More than 1,600 paramedics from across the country said they feared for their own safety or had been threatened while on duty.
The College of Paramedics survey of 2,345 paramedics comes after NHS England data showed there had been a 32 per cent rises in assaults over the past five years, with 3,569 incidents recorded in 2020-21.
The revelations come as nine out 10 ambulance services across the country are in the grip of a summer crisis in demand with trusts reporting delays in answering 999 calls and patients forced to wait hours for an ambulance crew to get to then.
June was the busiest month on record for A&E departments with ambulance staff stuck for eight hours or more outside A&E with patients yet to be handed over to staff.
Tracy Nicholls, chief executive of the College of Paramedics, said: “We have long been aware of the physical and verbal abuse that paramedics suffer and the toll it takes on their health and wellbeing – but this is the first time that a large-scale survey of this kind has revealed the extent of the problem.

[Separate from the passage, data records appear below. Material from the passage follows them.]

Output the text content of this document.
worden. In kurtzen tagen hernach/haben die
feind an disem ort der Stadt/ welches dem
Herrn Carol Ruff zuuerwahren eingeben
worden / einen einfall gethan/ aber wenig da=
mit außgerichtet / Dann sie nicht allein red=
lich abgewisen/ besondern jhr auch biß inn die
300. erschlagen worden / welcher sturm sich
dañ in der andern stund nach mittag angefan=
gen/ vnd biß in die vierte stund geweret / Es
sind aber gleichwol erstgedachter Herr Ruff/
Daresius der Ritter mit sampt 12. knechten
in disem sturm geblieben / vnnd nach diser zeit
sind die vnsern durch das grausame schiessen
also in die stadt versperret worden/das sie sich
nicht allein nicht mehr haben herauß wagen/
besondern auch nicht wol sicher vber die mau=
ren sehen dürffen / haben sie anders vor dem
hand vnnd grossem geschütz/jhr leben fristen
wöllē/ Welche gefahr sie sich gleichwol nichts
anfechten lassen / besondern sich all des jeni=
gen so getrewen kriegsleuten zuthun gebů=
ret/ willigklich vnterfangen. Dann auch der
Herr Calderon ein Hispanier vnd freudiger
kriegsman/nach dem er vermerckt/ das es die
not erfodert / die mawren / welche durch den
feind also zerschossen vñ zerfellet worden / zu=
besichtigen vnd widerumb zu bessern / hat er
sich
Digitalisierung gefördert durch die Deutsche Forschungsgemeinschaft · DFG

“It’s absolutely outrageous to think that so many paramedics have been abused whilst carrying out their duties, going above and beyond to help people when they are at their most vulnerable, and often in the most challenging of circumstances. Worryingly, the abuse appears to have increased during the pandemic when paramedics are already exposing themselves to greater personal risk.”
Ambulance trusts are aiming to fit paramedics with body worn cameras while ambulances in the West Midlands have CCTV inside the ambulance which can be triggered in the event of an incident.
Parliament has also changed to the law with harsher sentences for those who commit violence against emergency workers.
Ms Nichols said: “After years of lobbying, the legislation is now in place to ensure that the worst offenders are severely and appropriately dealt with. The problem is that the law is not being used to full effect and sentences are still far too lenient. We are calling today on the courts to step up and impose the harshest penalties available to them.”
The College of Paramedics has warned that the abuse paramedics are experiencing is having a direct impact on their health and wellbeing. Most paramedics surveyed, 89 per cent, said their jobs were taking a toll on their mental health and 69 per cent said this had intensified since the start of the covid pandemic.